Intracellular recordings (n = 29) were performed in the neocortex adjacent to the microdialysis probe (within 1 mm). To relate the intracellular potentials to the extracellular potentials, an extracellular recording electrode was advanced adjacent to the intracellular electrode. Figure 8 shows typical examples of intracellularly recorded discharges. The first large-amplitude negative spike in a discharge corresponded to a large paroxysmal depolarizing shift (PDS). This explained why the action potentials from the single-unit recordings showed strong attenuation after the initial burst of action potentials (Fig.8A). The attenuation of the action potentials can be explained by the voltage-dependent inactivation of sodium channels caused by the strong depolarizing plateau of the PDS. The size of the PDS corresponded with the degree of disinhibition. The single spike events described extracellularly for low doses of BMI (Fig. 1) corresponded to a single and small PDS (Fig. 8B,left). In contrast, blocking GABA_A and GABA_B receptors produced longer lasting PDSs that were followed by short PDSs at ∼10 Hz (Fig. 8B,right). The current sinks associated with the negative spikes in a discharge reflect the strong inward current produced by the PDSs.

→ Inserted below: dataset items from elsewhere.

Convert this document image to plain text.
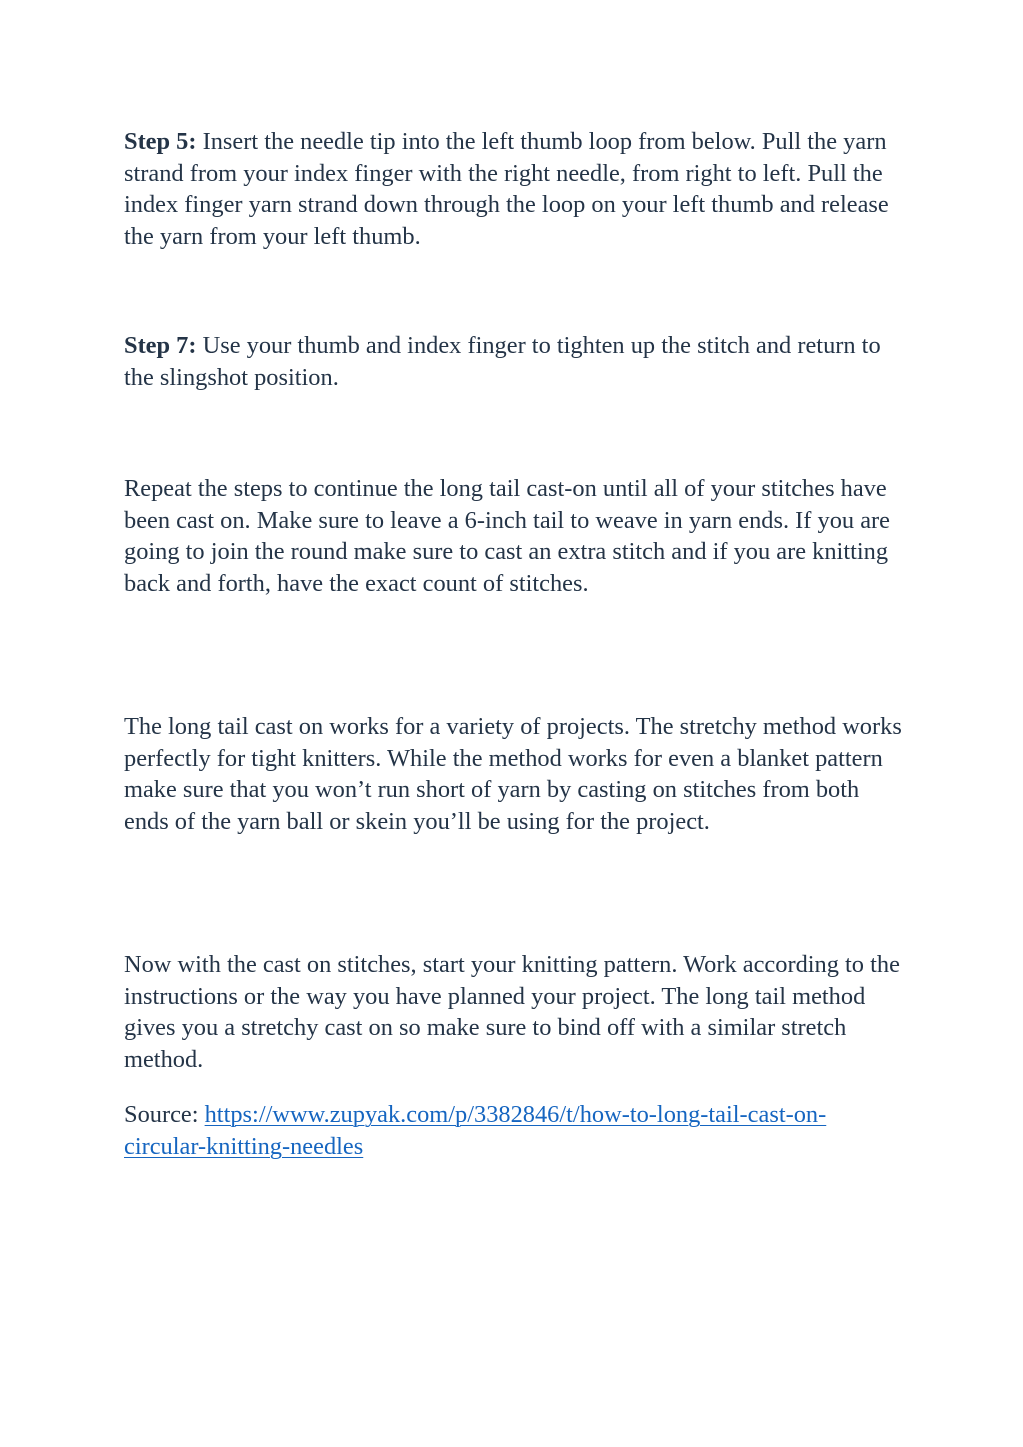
Step 5: Insert the needle tip into the left thumb loop from below. Pull the yarn strand from your index finger with the right needle, from right to left. Pull the index finger yarn strand down through the loop on your left thumb and release the yarn from your left thumb.

Step 7: Use your thumb and index finger to tighten up the stitch and return to the slingshot position.

Repeat the steps to continue the long tail cast-on until all of your stitches have been cast on. Make sure to leave a 6-inch tail to weave in yarn ends. If you are going to join the round make sure to cast an extra stitch and if you are knitting back and forth, have the exact count of stitches.

The long tail cast on works for a variety of projects. The stretchy method works perfectly for tight knitters. While the method works for even a blanket pattern make sure that you won’t run short of yarn by casting on stitches from both ends of the yarn ball or skein you’ll be using for the project.

Now with the cast on stitches, start your knitting pattern. Work according to the instructions or the way you have planned your project. The long tail method gives you a stretchy cast on so make sure to bind off with a similar stretch method.

Source: https://www.zupyak.com/p/3382846/t/how-to-long-tail-cast-on-circular-knitting-needles
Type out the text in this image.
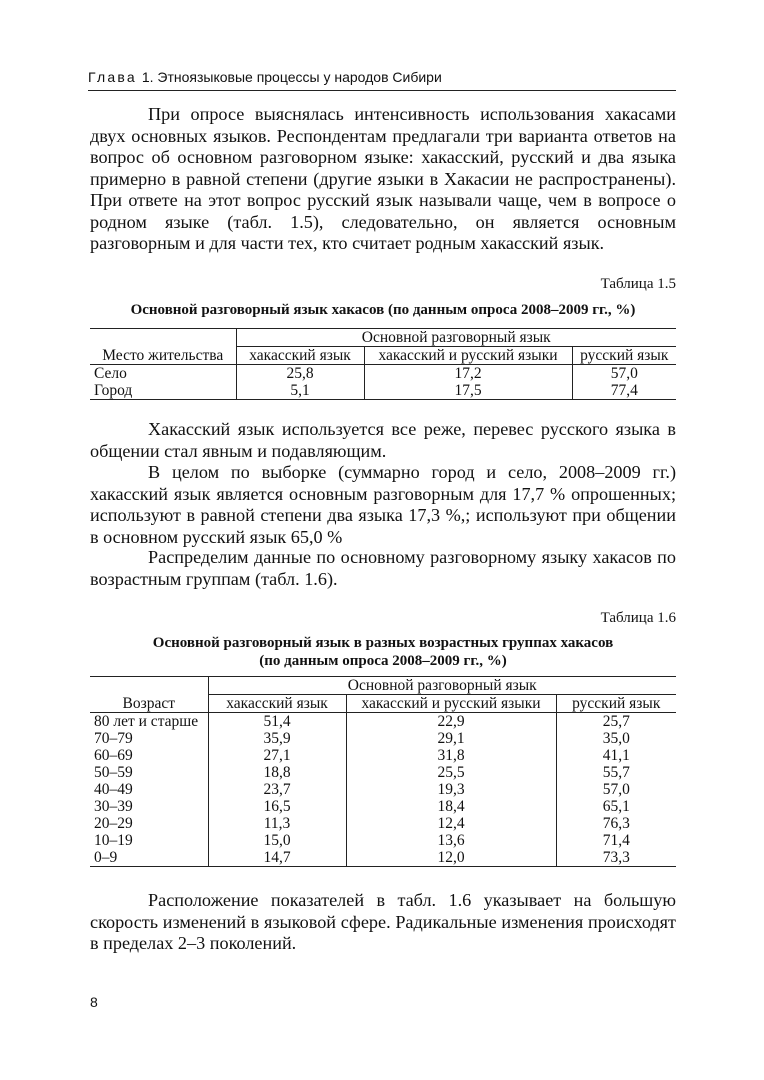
Глава 1. Этноязыковые процессы у народов Сибири

При опросе выяснялась интенсивность использования хакасами двух основных языков. Респондентам предлагали три варианта ответов на вопрос об основном разговорном языке: хакасский, русский и два языка примерно в равной степени (другие языки в Хакасии не распространены). При ответе на этот вопрос русский язык называли чаще, чем в вопросе о родном языке (табл. 1.5), следовательно, он является основным разговорным и для части тех, кто считает родным хакасский язык.

Таблица 1.5
Основной разговорный язык хакасов (по данным опроса 2008–2009 гг., %)
Место жительства	Основной разговорный язык		
	хакасский язык	хакасский и русский языки	русский язык
Село	25,8	17,2	57,0
Город	5,1	17,5	77,4

Хакасский язык используется все реже, перевес русского языка в общении стал явным и подавляющим.

В целом по выборке (суммарно город и село, 2008–2009 гг.) хакасский язык является основным разговорным для 17,7 % опрошенных; используют в равной степени два языка 17,3 %,; используют при общении в основном русский язык 65,0 %

Распределим данные по основному разговорному языку хакасов по возрастным группам (табл. 1.6).

Таблица 1.6
Основной разговорный язык в разных возрастных группах хакасов
(по данным опроса 2008–2009 гг., %)
Возраст	Основной разговорный язык		
	хакасский язык	хакасский и русский языки	русский язык
80 лет и старше	51,4	22,9	25,7
70–79	35,9	29,1	35,0
60–69	27,1	31,8	41,1
50–59	18,8	25,5	55,7
40–49	23,7	19,3	57,0
30–39	16,5	18,4	65,1
20–29	11,3	12,4	76,3
10–19	15,0	13,6	71,4
0–9	14,7	12,0	73,3

Расположение показателей в табл. 1.6 указывает на большую скорость изменений в языковой сфере. Радикальные изменения происходят в пределах 2–3 поколений.

8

Fig. 8. — Intracellular recordings corresponding to discharges caused by neocortical disinhibition. A, Simultaneous single-unit and field potential recordings from an electrode at 1050 μm and intracellular recording from an adjacent electrode at the same depth during a single discharge caused by BMI application in the neocortex. The discharge corresponds to a PDS. Note the attenuation of the action potentials extracellularly and intracellularly. B, PDSs recorded during low doses of BMI (100 μm) and during application of BMI plus CPG35348 (800 and 10000 μm, respectively). Neurons were recorded at 1050 (*left*) and 1100 (*left*) μm. The extracellular field potential activity recorded from an electrode placed adjacent to the intracellular electrode is also shown. Note the repolarization of the membrane potential between each low-amplitude negative spike (*arrows*).

Intracellular recordings revealed that the current source that grows with each spike in the ∼10 Hz oscillation until the discharge stops corresponds to a hyperpolarizing potential that increases in amplitude with each of the PDS at ∼10 Hz (Fig. 8B,right, arrows). This hyperpolarizing potential serves to repolarize the membrane potential after each spike in the ∼10 Hz oscillation. The repolarization allows the production of a new PDS with each low-amplitude negative spike. The amplitude of the hyperpolarizing potential increases with each spike until the discharge stops. Thus, the current source that increases with each spike in the discharge reflects the repolarization of the membrane potential after each PDS. This suggests that an active conductance may contribute to the repolarization. Alternatively, the repolarization may result from the decay of the depolarizing event.

Intracellular recordings provided an interesting observation that may help to explain why the current sink from the first negative spike in a discharge propagates to upper layer V–IV, whereas the following spikes do not propagate. Recordings were obtained from presumed dendrites (n = 3) at 850–950 μm from the surface (Fig.9). These recording were presumed to be intradendritic because they displayed large, stable resting potentials and input resistances and low-amplitude action potentials (<50 mV). They were similar to intradendritic recordings obtained previously in vivo and in vitro (Pockberger, 1991; Amitai et al., 1993; Kim and Connors, 1993; Stuart and Sakmann, 1994; Castro-Alamancos and Connors, 1996b; Schiller et al., 1997). Figure 10A shows one of these recordings that differs from somatic recordings in the fact that the depolarizing paroxysmal shift was not repolarized after each low-amplitude negative spike of the ∼10 Hz oscillation. Instead, the membrane potential remained depolarized until the discharge ended. Dendritic depolarization could impede the backpropagation of somatic potentials (Spruston et al., 1995) and would be reflected in the CSD as a current sink only during the initial depolarizing phase. Interestingly, these recordings were only obtained at the same distance from the surface where the current sink from the first negative spike propagates (∼900 μm). For comparison, a somatic recording obtained minutes later deeper within the same penetration showed the typical repolarization during the ∼10 Hz spikes. Thus, it is possible that the failure of the spikes from the ∼10 Hz oscillation to propagate upward is attributable to the persistent depolarization of dendrites caused by the initial large negative spike.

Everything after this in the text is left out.